Ученые у этого слова был исконный смысл, обозначающий людей, всю жизнь пребывающих в поиске нового, в неустанном труде ума. Ныне учеными именуют чиновников пятого ранга, опытных в толковании закона и громком чтении с выражением
Наш мир еще недавно был полон живых чудес, помогающих обнадеженному сердцу биться громче. Но книги городов сделали недоступными, якобы после попытки кражи нескольких. Нобы утрачивают силу крови, растворяясь в титулованной знати. Особенные дары крови превращаются в небыль один за другим.
Уже никто не верит, что поэма о соловье и розе описывает деяния подлинного белого лекаря, а не рассказывает волшебную сказку Что слух чести способен распознать самую тонкую фальшь в сказанном, а слово летописца имеет вес. И синий ноб вроде меня знает этот вес, даже не открыв книги
Но пока не всё утрачено! Я гостил у нобов белой ветви, достойных именоваться исконной знатью. Они верят в свой дар и учат наизусть старинную поэму, и хранят её список не ради украшения полки, а для сбережения тех самых слов. Особенных для рода, пусть теперь некому сказать их в полную силу. И книга та полновесна
Ан Тэмон Зан, книга без переплета
Сенокосец, сенокосец, держись за палку, а то ветром унесет! прокричали из-за угла и, конечно, бросили палку.
Ул проследил её полет и чуть нагнул голову влево. Острый сучок прочесал волосы, заправил за ухо, не касаясь щеки. Никто в Заводи не умеет так уворачиваться!
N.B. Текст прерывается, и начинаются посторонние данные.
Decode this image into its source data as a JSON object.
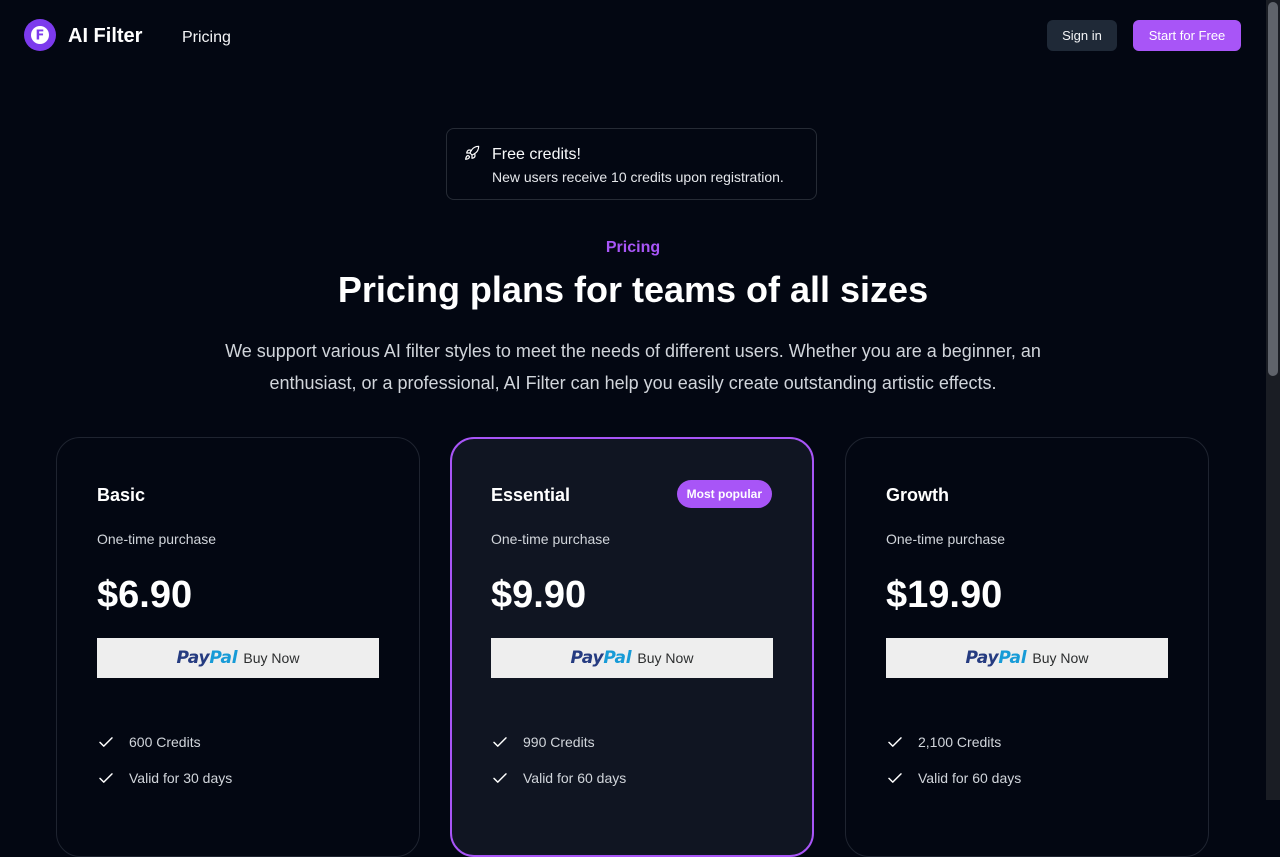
{
  "header": {
    "logo_letter": "F",
    "brand": "AI Filter",
    "nav": {
      "pricing": "Pricing"
    },
    "sign_in": "Sign in",
    "start_free": "Start for Free"
  },
  "notice": {
    "icon": "rocket-icon",
    "title": "Free credits!",
    "text": "New users receive 10 credits upon registration."
  },
  "hero": {
    "eyebrow": "Pricing",
    "title": "Pricing plans for teams of all sizes",
    "subtitle": "We support various AI filter styles to meet the needs of different users. Whether you are a beginner, an enthusiast, or a professional, AI Filter can help you easily create outstanding artistic effects."
  },
  "paypal": {
    "pay": "Pay",
    "pal": "Pal",
    "buy": "Buy Now"
  },
  "plans": [
    {
      "name": "Basic",
      "purchase": "One-time purchase",
      "price": "$6.90",
      "features": [
        "600 Credits",
        "Valid for 30 days"
      ]
    },
    {
      "name": "Essential",
      "badge": "Most popular",
      "purchase": "One-time purchase",
      "price": "$9.90",
      "features": [
        "990 Credits",
        "Valid for 60 days"
      ]
    },
    {
      "name": "Growth",
      "purchase": "One-time purchase",
      "price": "$19.90",
      "features": [
        "2,100 Credits",
        "Valid for 60 days"
      ]
    }
  ],
  "colors": {
    "accent": "#a855f7",
    "background": "#030712",
    "paypal_dark": "#253b80",
    "paypal_light": "#179bd7"
  }
}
У остальных, полагал Ул, просто нет возможности постоянно выверять навык.
Кто придумал дразнилку, неизвестно. Зато ссадина отметила памятное время первой обиды Ул тронул шрамик. Мгновенно ощутил, как колыхнулось воспоминание, оживляя и вплотную придвигая ту раннюю осень, первую его осень в Заводи.
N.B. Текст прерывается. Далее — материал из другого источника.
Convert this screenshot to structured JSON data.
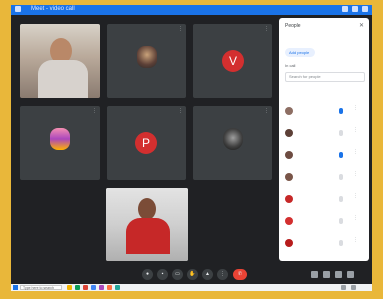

Красные лодки листьев плыли в ночь. Он сидел на мостках невесомый скелет в просторнейшей рубахе, пугало-пугалом Он промывал свежую рану, и пальцы дрожали от обиды, которая больнее удара. В груди щемило. Казалось, что сам он такой же лист осени. Он лишился родной ветки-семьи, уплыл в ночь, и нет в памяти прежнего. Высохло Отломилось, как черешок. Где родная ветка, есть ли ей дело до утраты листка?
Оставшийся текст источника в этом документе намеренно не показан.